As a whole, Google has been around for quite a long time.  The search engine has certainly grown since its inception in 1998.  The same can be said for Google News, as it’s now 15 years old.  Since its release, it’s had a number of changes and has had features added to it, as well as some minor redesigns.  The last big redesign it had was back in 2010.  But today, it s finally getting another one.

for this feature, the idea is to add content depth, as well as simplify the layout and navigation.  According to Anand Paka, the Google news product manager, the redesign intends to connect users with more quality journalism and to make Google News more accessible to everyone and less of a power user product.

Paka had said that Google News is adding “more facts, perspectives and context.”  Not only is it going to be more simple to use, but it will have more depth as well.  The above image shows the side by side comparison of the old and new layouts.

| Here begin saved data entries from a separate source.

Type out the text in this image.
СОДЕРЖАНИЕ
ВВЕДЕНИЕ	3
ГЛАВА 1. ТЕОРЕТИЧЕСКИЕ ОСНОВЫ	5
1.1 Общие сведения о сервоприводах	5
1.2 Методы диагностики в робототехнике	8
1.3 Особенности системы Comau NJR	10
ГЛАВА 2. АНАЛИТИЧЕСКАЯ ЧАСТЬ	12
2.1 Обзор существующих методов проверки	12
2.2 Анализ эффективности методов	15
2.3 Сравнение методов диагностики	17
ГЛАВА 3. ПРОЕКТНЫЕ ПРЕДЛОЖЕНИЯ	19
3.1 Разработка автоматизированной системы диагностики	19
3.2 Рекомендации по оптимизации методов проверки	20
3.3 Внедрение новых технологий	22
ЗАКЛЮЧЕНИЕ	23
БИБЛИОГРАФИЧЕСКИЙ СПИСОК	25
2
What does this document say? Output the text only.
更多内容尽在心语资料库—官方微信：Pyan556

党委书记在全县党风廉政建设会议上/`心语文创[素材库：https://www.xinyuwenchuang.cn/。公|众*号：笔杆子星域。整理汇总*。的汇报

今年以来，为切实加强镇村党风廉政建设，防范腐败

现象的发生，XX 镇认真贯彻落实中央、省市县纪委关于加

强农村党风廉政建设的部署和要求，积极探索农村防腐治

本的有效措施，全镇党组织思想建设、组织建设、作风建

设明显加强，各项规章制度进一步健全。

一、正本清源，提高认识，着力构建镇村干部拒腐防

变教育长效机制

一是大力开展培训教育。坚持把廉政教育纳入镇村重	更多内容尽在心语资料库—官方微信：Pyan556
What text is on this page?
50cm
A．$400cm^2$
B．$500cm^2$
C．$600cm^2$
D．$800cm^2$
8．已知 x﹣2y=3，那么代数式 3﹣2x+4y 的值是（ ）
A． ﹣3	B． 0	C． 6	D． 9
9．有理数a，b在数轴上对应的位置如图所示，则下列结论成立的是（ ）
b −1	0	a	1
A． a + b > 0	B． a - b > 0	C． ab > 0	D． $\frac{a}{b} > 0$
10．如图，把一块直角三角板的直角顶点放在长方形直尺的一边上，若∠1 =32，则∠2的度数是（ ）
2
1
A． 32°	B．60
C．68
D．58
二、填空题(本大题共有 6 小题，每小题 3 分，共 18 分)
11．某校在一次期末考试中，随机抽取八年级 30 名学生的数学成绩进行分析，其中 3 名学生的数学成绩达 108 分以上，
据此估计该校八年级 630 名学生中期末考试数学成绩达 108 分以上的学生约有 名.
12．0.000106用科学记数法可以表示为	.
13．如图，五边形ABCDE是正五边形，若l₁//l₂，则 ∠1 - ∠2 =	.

Before, the former version of the layout was very link heavy, but with the new layout, it’s easier to scan from a visual standpoint.  It even provides a cleaner navigation and allows for more personalization.  Video is being made to be more prominent as well.

Along the top of the page, there are new tabs for “Headlines,” “Local” and “For You.”  With the Local tab, Google will be able to greatly expand the availability of local news  Paka said that Local (news) “is an anticipated area of growth.” Both “Local” and “For You” (by definition) are or can be personalized.

New “story cards” were created by Google to offer a variety of perspectives on a topic.  The initial presentation is a summary view, and it gives users the ability to get more context, perspectives and depth.  In order to help in that process, Google added directional tags, like Local Source, Opinion, Fact Check and others. There’s also a “full coverage” option, which provides many additional sources.There is even a “full coverage” option, which provides other additional sources.

The Fact Check label shows whether or not an article has been fact-checked.  This option is currently only in the US for now.